Jeezus H Christ on a broke-dick bamboo raft stuck up Shit Creek without a fuckin’ paddle, SHE doesn’t even have General Order 1A to deal with!

rgr769

Poor little Courtney; I really, really feelz for her (sher or whatever). She works a whole 40 hours 4 whole days a week. In my war it was 24/7, 7 days a week for 15 months. If we were lucky, we were allowed to talk to our parents or loved ones for about five minutes on a MARS radio once or twice per year. Most significantly, she doesn’t have to worry about coming home missing limbs or in a metal casket. Give me a effing break!

Just An Old Dog

Fuck her, Every day I watch 10 hours of Apaches, Fast movers and ambushes taking out Shitbags for on You-tube and I dont get paid a dime.

Sorensen45

10 hours a day, 4 days a week? So that’s what, 40 hours a week?

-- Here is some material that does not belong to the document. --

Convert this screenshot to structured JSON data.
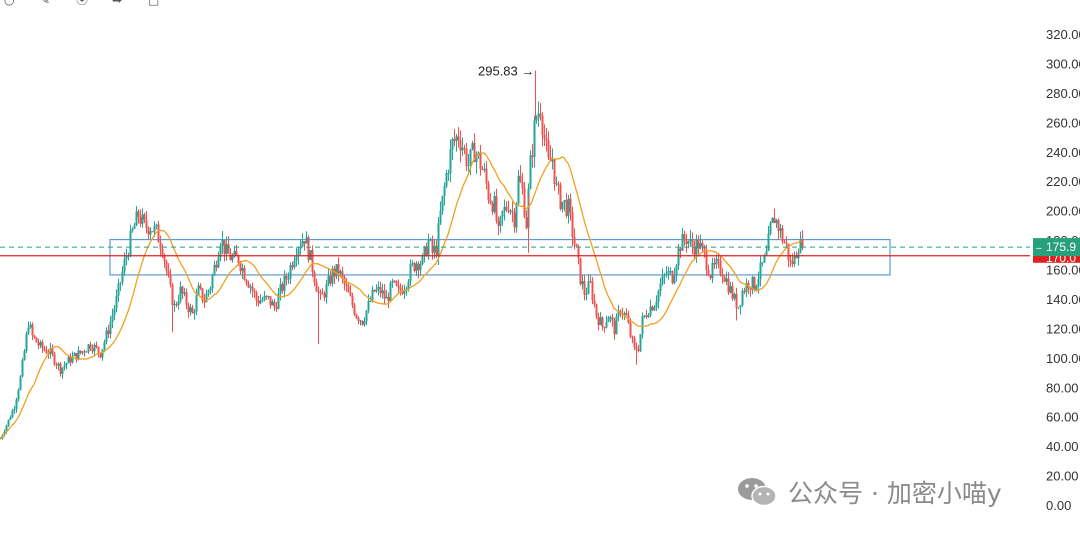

That’s how much I work now as a contractor and that’s a vacation compared to the 80-100 hours a week you pull in the Marine Corps, stateside or deployed.

O-4E

The Air Force constantly opens themselves up to jokes and derision for BS like this

One would almost think this is a joke

If one didn’t know the Air Force and a good portion of Airmen

OWB

Add to that the difficulty the media has in accurate reporting and we have no idea if this airman really is a whiner or if she was only portrayed that way. That one is simply impossible for any of us to discern.

Green Thumb

My we should just switch.

I could try their version of drones and they could try “droning” as in Ranger School or long as movements.